IHSG Hari Ini Turun 118,88 Poin ke Level 6.196,43, Berikut Penyebabnya

Sedang Trending 1 hari yang lalu
IHSG Hari Ini Turun 118,88 Poin ke Level 6.196,43, Berikut Penyebabnya ilustrasi IHSG hari ini.(Antara)

INDEKS Harga Saham Gabungan (IHSG) Bursa Efek Indonesia (BEI) pada Jumat (24/7) sore, ditutup melemah mengikuti bursa saham area Asia akibat meningkatnya tensi geopolitik di area Timur Tengah.

IHSG ditutup melemah 118,88 poin alias 1,88% ke posisi 6.196,43. Sementara golongan 45 saham unggulan alias indeks LQ45 turun 12,33 poin alias 1,97% ke posisi 614,79.

"IHSG dan bursa regional Asia melemah seiring memanasnya bentrok di area Timur Tengah," ujar Associate Director of Research and Investment Pilarmas Investindo Sekuritas Maximilianus Nico Demus dalam kajiannya di Jakarta, Jumat

Nico menjelaskan sentimen negatif juga datang dari kebijakan baru tarif jual beli oleh Amerika Serikat (AS) nan mendorong lonjakan ketidakpastian global, dan diproyeksikan bakal menekan pertumbuhan ekonomi serta memicu inflasi, khususnya andaikan nilai daya tertahan di level tinggi untuk periode nan panjang.

Kemudian, sentimen pasar semakin tertekan oleh kenaikan nilai minyak mentah jenis Brent nan mencapai level di atas 100 dolar AS per barel, nan memicu kekhawatiran inflasi dan memperkuat ekspektasi kebijakan moneter nan lebih ketat.

"Ketegangan bentrok di Timur Tengah kembali meningkat memicu kekhawatiran inflasi, setelah serangan Houthi terhadap kapal tanker minyak Arab Saudi di Laut Merah," ujar Nico

Sebelumnya, Presiden AS Donald Trump menyampaikan bakal menghancurkan jembatan alias pembangkit listrik Iran setiap kali Iran menembak kapal di Selat Hormuz, serta meningkatkan perang dengan Iran ketika Houthi nan berkawan dengan Iran di Yaman.
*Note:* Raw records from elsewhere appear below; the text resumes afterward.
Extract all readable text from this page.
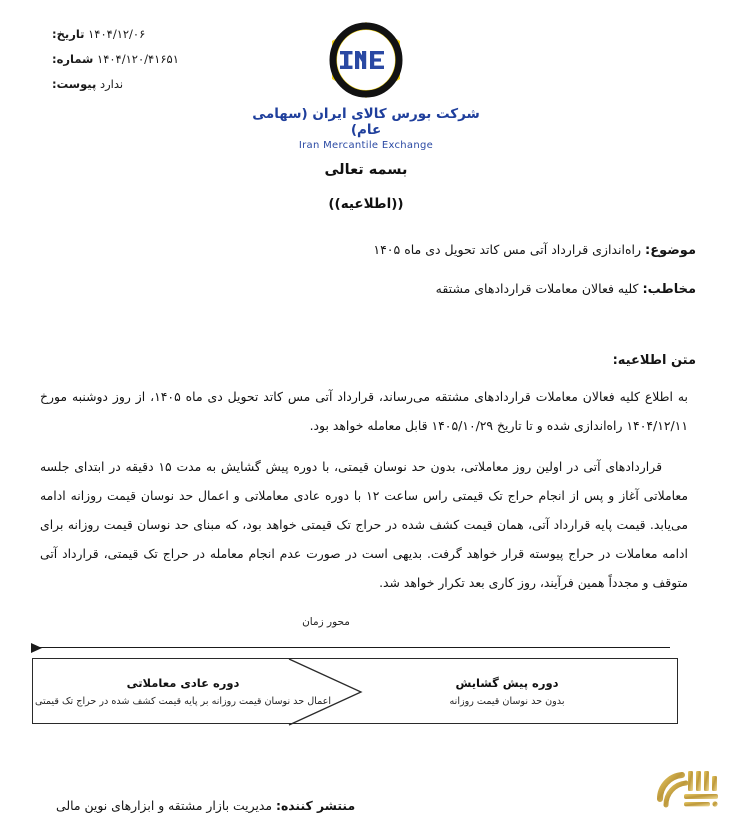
۱۴۰۴/۱۲/۰۶ تاریخ:
۱۴۰۴/۱۲۰/۴۱۶۵۱ شماره:
ندارد پیوست:
شرکت بورس کالای ایران (سهامی عام)
Iran Mercantile Exchange
بسمه تعالی
((اطلاعیه))
موضوع: راه‌اندازی قرارداد آتی مس کاتد تحویل دی ماه ۱۴۰۵
مخاطب: کلیه فعالان معاملات قراردادهای مشتقه
متن اطلاعیه:
به اطلاع کلیه فعالان معاملات قراردادهای مشتقه می‌رساند، قرارداد آتی مس کاتد تحویل دی ماه ۱۴۰۵، از روز دوشنبه مورخ ۱۴۰۴/۱۲/۱۱ راه‌اندازی شده و تا تاریخ ۱۴۰۵/۱۰/۲۹ قابل معامله خواهد بود.
قراردادهای آتی در اولین روز معاملاتی، بدون حد نوسان قیمتی، با دوره پیش گشایش به مدت ۱۵ دقیقه در ابتدای جلسه معاملاتی آغاز و پس از انجام حراج تک قیمتی راس ساعت ۱۲ با دوره عادی معاملاتی و اعمال حد نوسان قیمت روزانه ادامه می‌یابد. قیمت پایه قرارداد آتی، همان قیمت کشف شده در حراج تک قیمتی خواهد بود، که مبنای حد نوسان قیمت روزانه برای ادامه معاملات در حراج پیوسته قرار خواهد گرفت. بدیهی است در صورت عدم انجام معامله در حراج تک قیمتی، قرارداد آتی متوقف و مجدداً همین فرآیند، روز کاری بعد تکرار خواهد شد.
محور زمان
دوره پیش گشایش
بدون حد نوسان قیمت روزانه
دوره عادی معاملاتی
اعمال حد نوسان قیمت روزانه بر پایه قیمت کشف شده در حراج تک قیمتی
منتشر کننده: مدیریت بازار مشتقه و ابزارهای نوین مالی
Kondisi itu membikin tekanan terhadap pasokan energi, sehingga menambah kekhawatiran inflasi dan memperkuat ekspektasi bahwa suku kembang dunia dapat tetap lebih tinggi untuk waktu nan lebih lama.

Selanjutnya, Trump bakal memberlakukan tarif baru mulai Jumat waktu AS, nan bakal menjadi perhatian pelaku pasar sehubungan tarif baru AS sebesar 10-12,5% untuk impor dari sebagian besar mitra jual beli utama. Tarif baru AS bertindak untuk barang-barang dari 60 mitra dagang.

"Kebijakan itu tentunya bakal berpotensi terjadi disrupsi rantai pasokan dan meningkatnya ketidakpastian, ancaman stagflasi, perlambatan sektoral sehingga ini bakal membikin perlambatan pertumbuhan ekonomi global," ujar Nico.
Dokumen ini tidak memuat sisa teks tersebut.